VfL-Coach Bauer vor HSV-Duell: Sechs-Punkte-Spiel entscheidet über seine Zukunft
Wolfsburgs Trainer Daniel Bauer steht vor der wohl wichtigsten Partie seiner Amtszeit beim VfL. Am Samstag (15.30 Uhr/Sky) empfängt die abstiegsbedrohte Mannschaft den Hamburger SV in einem brisanten Bundesliga-Duell. Für Bauer geht es dabei nicht nur um Punkte, sondern möglicherweise um seinen Job als Cheftrainer.
Besondere Vorbereitung auf das entscheidende Spiel
Nach fünf Niederlagen in den vergangenen sechs Bundesligaspielen und dem Absturz auf den vorletzten Tabellenplatz hat Bauer drastische Maßnahmen ergriffen. Die Mannschaft trainiert diese Woche konsequent um 15.30 Uhr – genau zur Anstoßzeit des HSV-Spiels. Zusätzlich bezog der VfL bereits heute das Teamhotel in Wolfsburg, um mehr gemeinsame Zeit zu verbringen.
„Wir sind brutal heiß auf dieses Spiel, und trotzdem dürfen wir nicht verkrampfen und müssen uns das Lachen bewahren“, erklärte der 43-jährige Trainer. Die Entscheidung, nicht auswärts zu trainieren, sei bewusst gefallen: „Wir wollen mehr Zeit miteinander verbringen. Wir haben uns bewusst dagegen entschieden, woanders hinzufahren.“
Nach Stuttgart-Pleite: Bauer doch noch im Amt
Nach dem desaströsen 0:4 in Stuttgart am vergangenen Sonntag rechneten viele Beobachter mit einer sofortigen Entlassung des Trainers. Doch die Vereinsführung hält vorerst an Bauer fest. Allerdings dürfte eine weitere Niederlage gegen den Aufsteiger HSV das Ende seiner Wolfsburger Ära bedeuten.

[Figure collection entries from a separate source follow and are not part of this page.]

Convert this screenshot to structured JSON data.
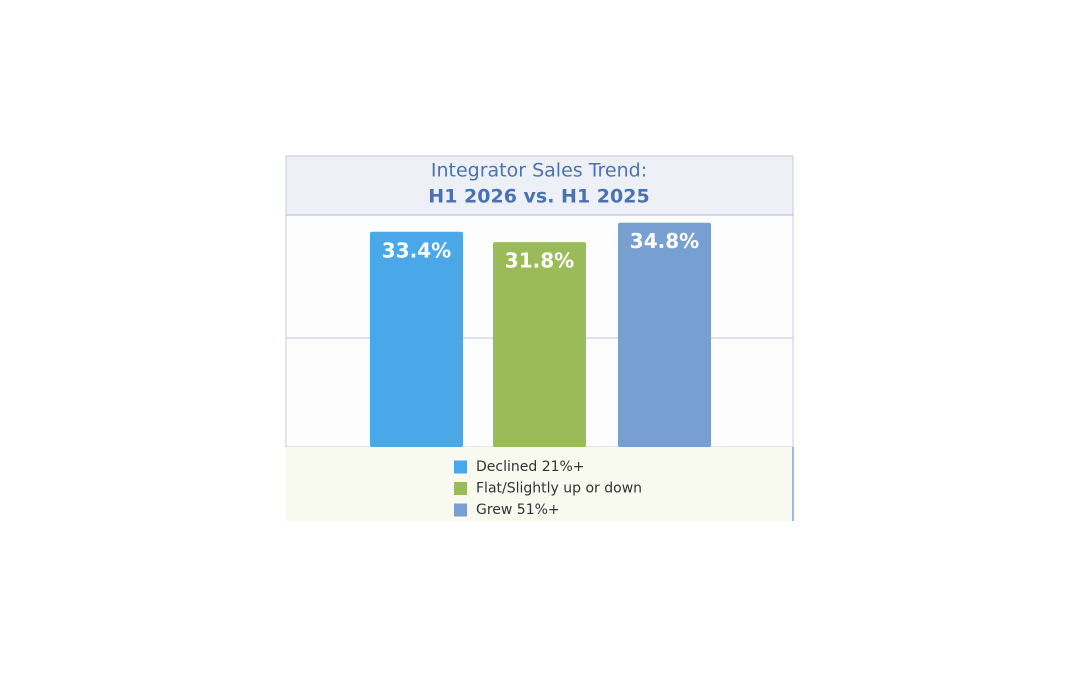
{
  "chart_data": {
    "type": "bar",
    "title": "Integrator Sales Trend:",
    "subtitle": "H1 2026 vs. H1 2025",
    "series": [
      {
        "name": "Declined 21%+",
        "color": "#4aa8e8",
        "values": [
          33.4
        ],
        "value_labels": [
          "33.4%"
        ]
      },
      {
        "name": "Flat/Slightly up or down",
        "color": "#9bbb59",
        "values": [
          31.8
        ],
        "value_labels": [
          "31.8%"
        ]
      },
      {
        "name": "Grew 51%+",
        "color": "#779fd2",
        "values": [
          34.8
        ],
        "value_labels": [
          "34.8%"
        ]
      }
    ],
    "ylim": [
      0,
      36
    ]
  }
}
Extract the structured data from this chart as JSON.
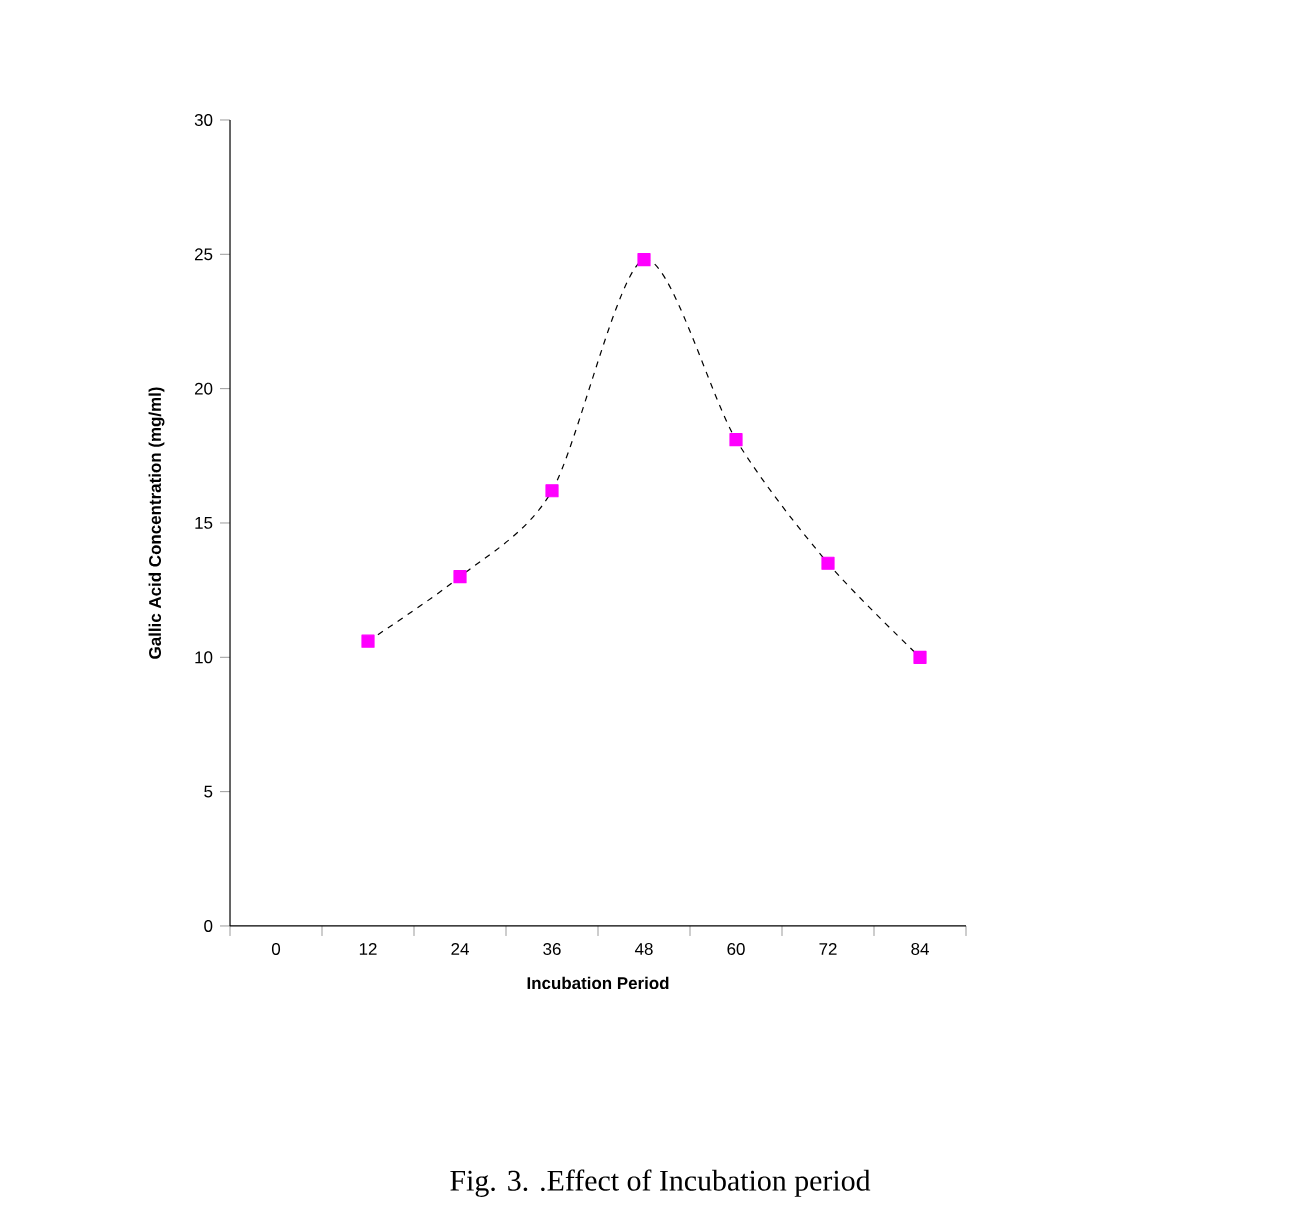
{
  "chart_data": {
    "type": "line",
    "xlabel": "Incubation Period",
    "ylabel": "Gallic Acid Concentration (mg/ml)",
    "categories": [
      "0",
      "12",
      "24",
      "36",
      "48",
      "60",
      "72",
      "84"
    ],
    "series": [
      {
        "color": "#ff00ff",
        "values": [
          null,
          10.6,
          13.0,
          16.2,
          24.8,
          18.1,
          13.5,
          10.0
        ]
      }
    ],
    "ylim": [
      0,
      30
    ],
    "yticks": [
      0,
      5,
      10,
      15,
      20,
      25,
      30
    ],
    "marker": "square",
    "line_style": "dashed",
    "grid": false,
    "annotations": [
      "Fig. 3.  .Effect of Incubation period"
    ]
  }
}
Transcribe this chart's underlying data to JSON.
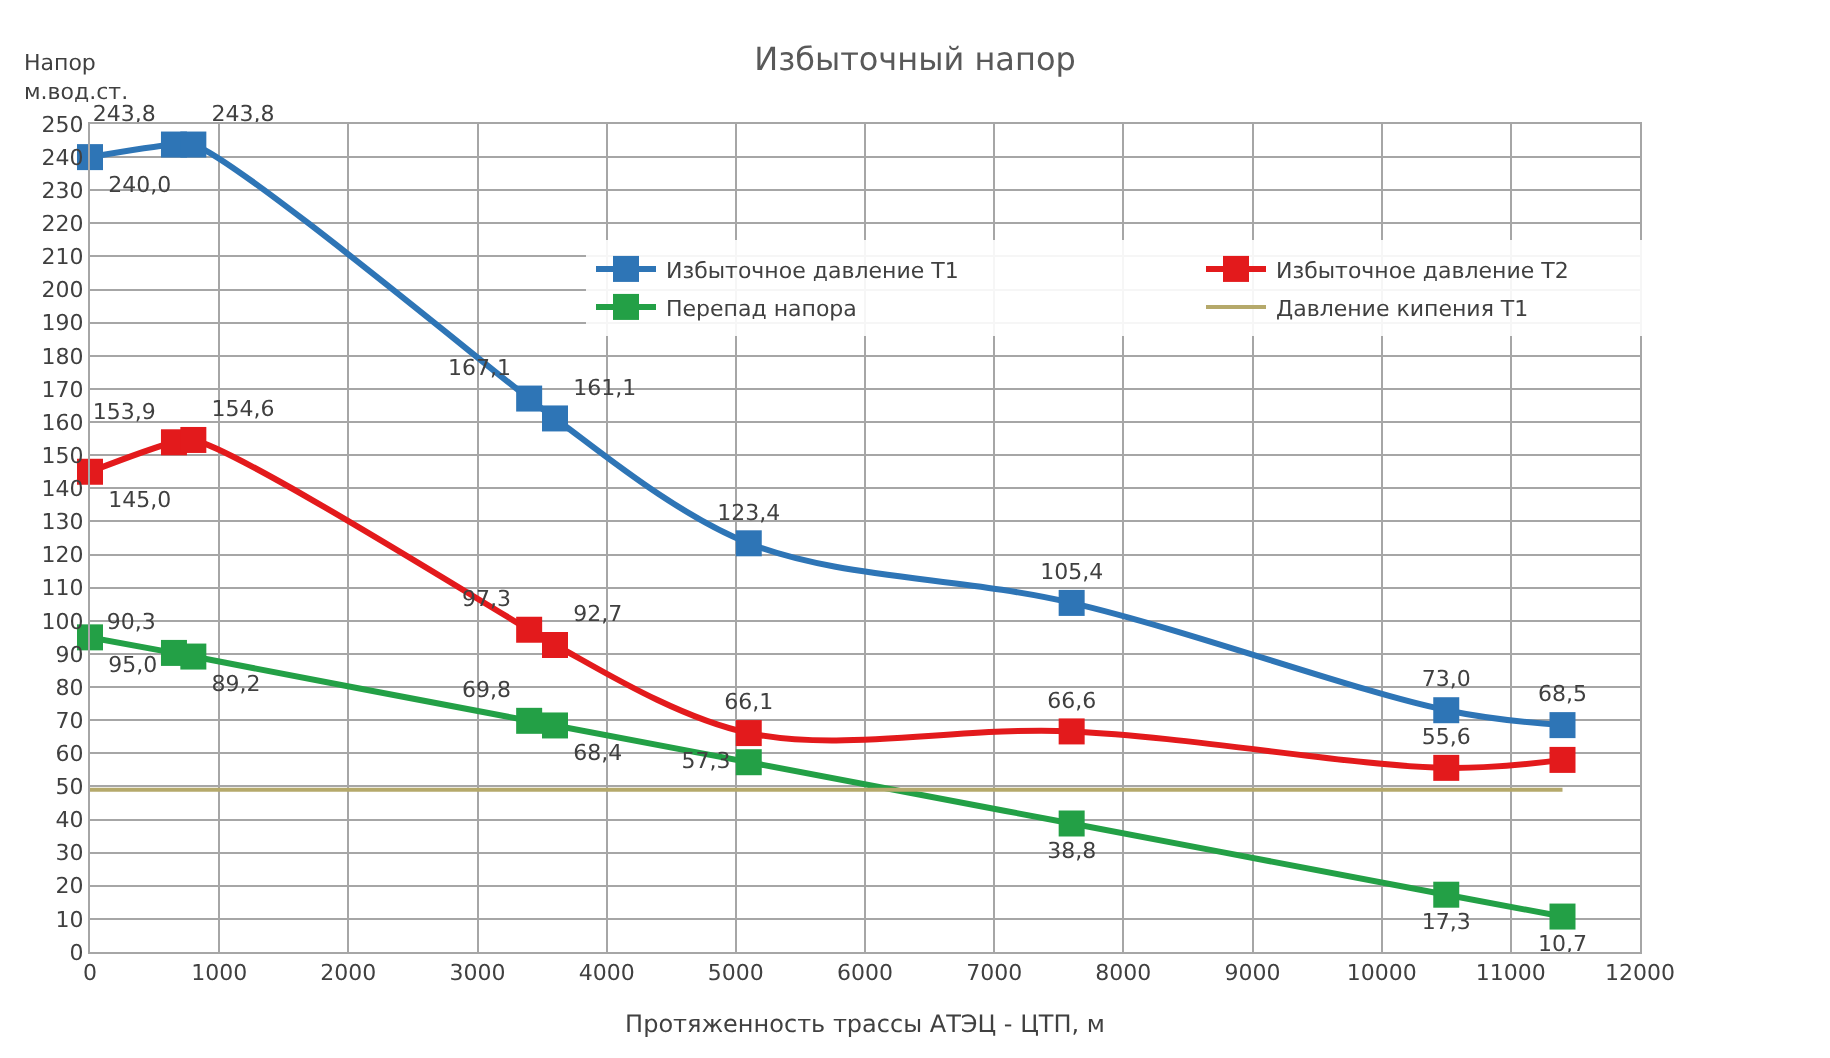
{
  "chart_data": {
    "type": "line",
    "title": "Избыточный напор",
    "xlabel": "Протяженность трассы АТЭЦ - ЦТП, м",
    "ylabel": "Напор\nм.вод.ст.",
    "x": [
      0,
      650,
      800,
      3400,
      3600,
      5100,
      7600,
      10500,
      11400
    ],
    "series": [
      {
        "name": "Избыточное давление Т1",
        "color": "#2e75b6",
        "values": [
          240.0,
          243.8,
          243.8,
          167.1,
          161.1,
          123.4,
          105.4,
          73.0,
          68.5
        ],
        "value_labels": [
          "240,0",
          "243,8",
          "243,8",
          "167,1",
          "161,1",
          "123,4",
          "105,4",
          "73,0",
          "68,5"
        ]
      },
      {
        "name": "Избыточное давление Т2",
        "color": "#e31a1c",
        "values": [
          145.0,
          153.9,
          154.6,
          97.3,
          92.7,
          66.1,
          66.6,
          55.6,
          58.0
        ],
        "value_labels": [
          "145,0",
          "153,9",
          "154,6",
          "97,3",
          "92,7",
          "66,1",
          "66,6",
          "55,6",
          null
        ]
      },
      {
        "name": "Перепад напора",
        "color": "#23a046",
        "values": [
          95.0,
          90.3,
          89.2,
          69.8,
          68.4,
          57.3,
          38.8,
          17.3,
          10.7
        ],
        "value_labels": [
          "95,0",
          "90,3",
          "89,2",
          "69,8",
          "68,4",
          "57,3",
          "38,8",
          "17,3",
          "10,7"
        ]
      },
      {
        "name": "Давление кипения Т1",
        "color": "#b5a96b",
        "marker": "none",
        "x": [
          0,
          11400
        ],
        "values": [
          49,
          49
        ]
      }
    ],
    "xlim": [
      0,
      12000
    ],
    "xticks": [
      0,
      1000,
      2000,
      3000,
      4000,
      5000,
      6000,
      7000,
      8000,
      9000,
      10000,
      11000,
      12000
    ],
    "ylim": [
      0,
      250
    ],
    "yticks": [
      0,
      10,
      20,
      30,
      40,
      50,
      60,
      70,
      80,
      90,
      100,
      110,
      120,
      130,
      140,
      150,
      160,
      170,
      180,
      190,
      200,
      210,
      220,
      230,
      240,
      250
    ],
    "grid": true,
    "legend": "top",
    "marker": "square",
    "line_style": "solid"
  }
}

Bauer versucht, den enormen Druck von sich zu nehmen: „Es ist kein Endspiel für Daniel Bauer, sondern ein extrem wichtiges Sechs-Punkte-Spiel für den Club“, betonte der Trainer. „Es ist brutal wichtig, diese Nebengeräusche auszublenden. Das frisst nur Energie.“
Kampfansage statt „Champagner-Fußball“
Sportlich geht es um alles: Mit einem Sieg könnten die Wolfsburger den Abstand zum HSV auf drei Punkte verkürzen und Anschluss im Abstiegskampf halten. Eine Niederlage würde die Hamburger dagegen wohl schon uneinholbar davonziehen lassen.
Bauer erwartet entsprechend kein Fußballspektakel: „Es wird kein Champagner-Fußball zu sehen sein. Es geht um Laufen, Kratzen, Beißen. Es geht um die Grundtugenden des Fußballs“, machte der Coach deutlich. „In jedem Zweikampf muss man sehen, dass wir es etwas mehr wollen.“
Appell an die Wolfsburger Fans
Vor dem entscheidenden Spiel richtete Bauer auch einen dringenden Appell an die heimischen Anhänger. In der Volkswagen Arena werden zahlreiche HSV-Fans erwartet, was die Atmosphäre zusätzlich anheizen dürfte.
„Wir brauchen jeden Fan am Samstag im Stadion. Lasst bitte nicht zu, dass wir ein Auswärtsspiel haben“, bat der Trainer um Unterstützung. Die Wolfsburger müssen am Samstag nicht nur gegen den HSV, sondern auch gegen den drohenden Abstieg kämpfen – und möglicherweise für den Erhalt ihres Trainers.